PackVFL: Efficient HE Packing for Vertical Federated Learning

As an essential tool of secure distributed machine learning, vertical federated learning (VFL) based on homomorphic encryption (HE) suffers from severe efficiency problems due to data inflation and time-consuming operations. To this core, we propose PackVFL, an efficient VFL framework based on packed HE (PackedHE), to accelerate the existing HE-based VFL algorithms. PackVFL packs multiple cleartexts into one ciphertext and supports single-instruction-multiple-data (SIMD)-style parallelism. We focus on designing a high-performant matrix multiplication (MatMult) method since it takes up most of the ciphertext computation time in HE-based VFL. Besides, devising the MatMult method is also challenging for PackedHE because a slight difference in the packing way could predominantly affect its computation and communication costs. Without domain-specific design, directly applying SOTA MatMult methods is hard to achieve optimal.

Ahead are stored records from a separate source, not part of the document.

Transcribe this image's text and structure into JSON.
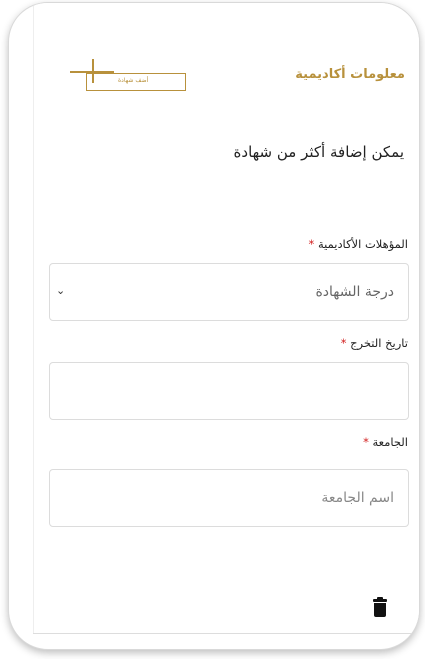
{
  "section": {
    "title": "معلومات أكاديمية",
    "add_certificate_label": "أضف شهادة"
  },
  "hint": "يمكن إضافة أكثر من شهادة",
  "fields": {
    "qualification": {
      "label": "المؤهلات الأكاديمية",
      "value": "درجة الشهادة"
    },
    "graduation_date": {
      "label": "تاريخ التخرج",
      "value": ""
    },
    "university": {
      "label": "الجامعة",
      "placeholder": "اسم الجامعة"
    }
  },
  "required_mark": "*",
  "colors": {
    "accent": "#b8913c",
    "required": "#d21e1e"
  },
  "icons": {
    "add": "plus-icon",
    "dropdown": "chevron-down-icon",
    "delete": "trash-icon"
  }
}
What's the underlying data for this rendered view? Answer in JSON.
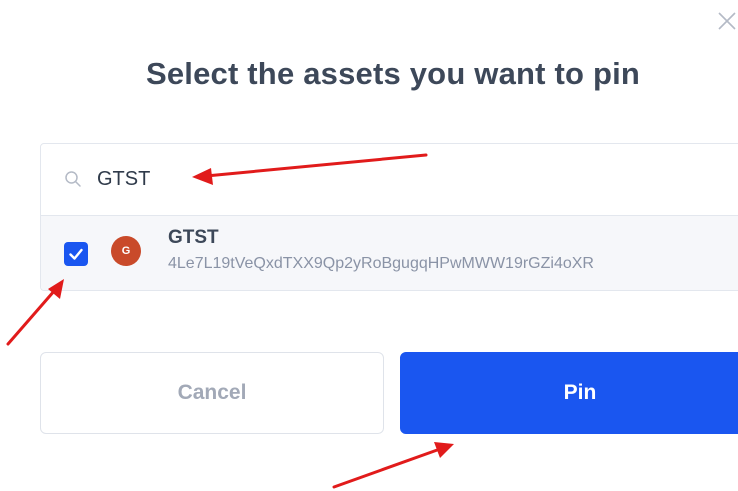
{
  "dialog": {
    "title": "Select the assets you want to pin",
    "close_icon": "close-icon"
  },
  "search": {
    "icon": "search-icon",
    "value": "GTST",
    "placeholder": ""
  },
  "assets": [
    {
      "checked": true,
      "avatar_letter": "G",
      "avatar_color": "#c94a2a",
      "name": "GTST",
      "id": "4Le7L19tVeQxdTXX9Qp2yRoBgugqHPwMWW19rGZi4oXR"
    }
  ],
  "buttons": {
    "cancel_label": "Cancel",
    "pin_label": "Pin"
  },
  "colors": {
    "accent": "#1a56f0",
    "title": "#3d4859",
    "muted": "#8a93a6",
    "annotation_arrow": "#e11b1b"
  },
  "annotations": {
    "icon": "red-arrow"
  }
}
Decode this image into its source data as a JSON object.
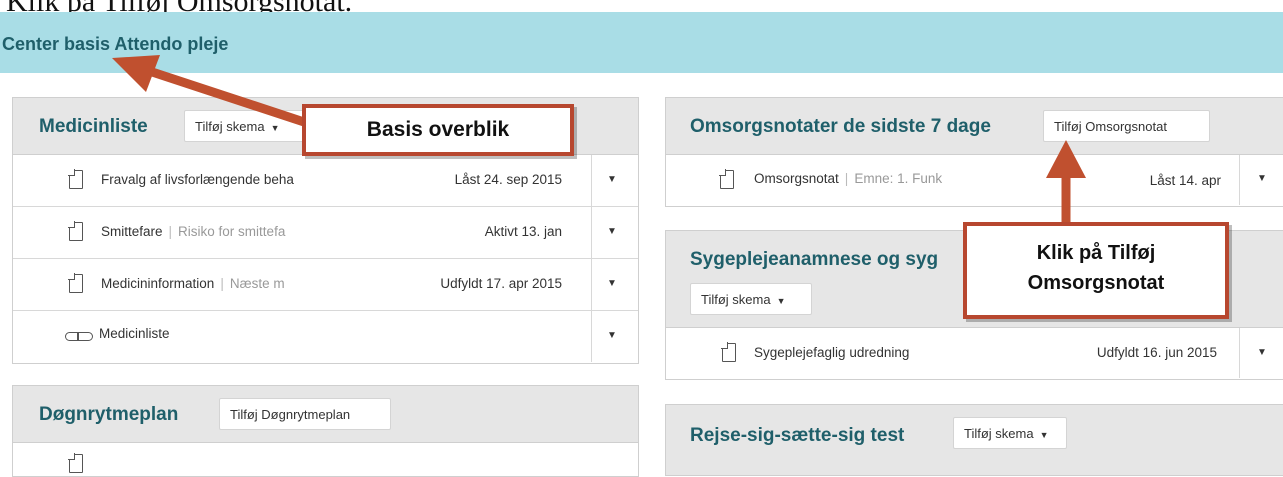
{
  "caption": "Klik på Tilføj Omsorgsnotat.",
  "header": {
    "title": "Center basis Attendo pleje"
  },
  "medicinliste": {
    "title": "Medicinliste",
    "add_label": "Tilføj skema",
    "rows": [
      {
        "label": "Fravalg af livsforlængende beha",
        "sub": "",
        "status": "Låst 24. sep 2015",
        "icon": "document-icon"
      },
      {
        "label": "Smittefare",
        "sub": "Risiko for smittefa",
        "status": "Aktivt 13. jan",
        "icon": "document-icon"
      },
      {
        "label": "Medicininformation",
        "sub": "Næste m",
        "status": "Udfyldt 17. apr 2015",
        "icon": "document-icon"
      },
      {
        "label": "Medicinliste",
        "sub": "",
        "status": "",
        "icon": "pill-icon"
      }
    ]
  },
  "dognrytmeplan": {
    "title": "Døgnrytmeplan",
    "add_label": "Tilføj Døgnrytmeplan"
  },
  "omsorgsnotater": {
    "title": "Omsorgsnotater de sidste 7 dage",
    "add_label": "Tilføj Omsorgsnotat",
    "rows": [
      {
        "label": "Omsorgsnotat",
        "sub": "Emne: 1. Funk",
        "status": "Låst 14. apr",
        "icon": "document-icon"
      }
    ]
  },
  "sygepleje": {
    "title": "Sygeplejeanamnese og syg",
    "add_label": "Tilføj skema",
    "rows": [
      {
        "label": "Sygeplejefaglig udredning",
        "sub": "",
        "status": "Udfyldt 16. jun 2015",
        "icon": "document-icon"
      }
    ]
  },
  "rejse": {
    "title": "Rejse-sig-sætte-sig test",
    "add_label": "Tilføj skema"
  },
  "callouts": {
    "basis": "Basis overblik",
    "klik_line1": "Klik på Tilføj",
    "klik_line2": "Omsorgsnotat"
  },
  "colors": {
    "header_bg": "#a9dde6",
    "title": "#1f5f6a",
    "callout_border": "#b7472f",
    "arrow": "#c0502f"
  }
}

Therefore, we make a three-fold design: 1) we systematically explore the current design space of MatMult and quantify the complexity of existing approaches to provide guidance; 2) we propose a hybrid MatMult method according to the unique characteristics of VFL; 3) we adaptively apply our hybrid method in representative VFL algorithms, leveraging distinctive algorithmic properties to further improve efficiency. As the batch size, feature dimension and model size of VFL scale up to large sizes, PackVFL consistently delivers enhanced performance. Empirically, PackVFL propels existing VFL algorithms to new heights, achieving up to a 51.52X end-to-end speedup. This represents a substantial 34.51X greater speedup compared to the direct application of SOTA MatMult methods.

翻译：作为安全分布式机器学习的重要工具，基于同态加密（HE）的纵向联邦学习（VFL）因数据膨胀与高耗时操作导致严重效率问题。针对这一核心挑战，本文提出PackVFL——一种基于打包同态加密（PackedHE）的高效VFL框架，旨在加速现有基于HE的VFL算法。PackVFL将多个明文打包至单个密文，支持单指令多数据（SIMD）式并行运算。由于矩阵乘法（MatMult）占据HE-VFL中绝大部分密文计算时间，我们着重设计高性能矩阵乘法方法。此外，PackedHE场景下的MatMult设计极具挑战性，因为打包方式的细微差异会显著影响其计算与通信成本。若不进行领域特定优化，直接应用最先进的MatMult方法难以达到最优效果。为此，我们提出三重设计：1）系统探索当前MatMult设计空间，量化现有方法的复杂度以提供指导；2）根据VFL的独特特性提出混合型MatMult方法；3）结合代表性VFL算法的特有算法性质，自适应应用混合方法以进一步提升效率。当VFL的批处理规模、特征维度和模型尺寸扩展至大规模时，PackVFL始终展现出增强的性能。实验表明，PackVFL将现有VFL算法性能推至新高度，实现高达51.52倍端到端加速，相比直接应用最先进MatMult方法额外获得34.51倍的显著加速提升。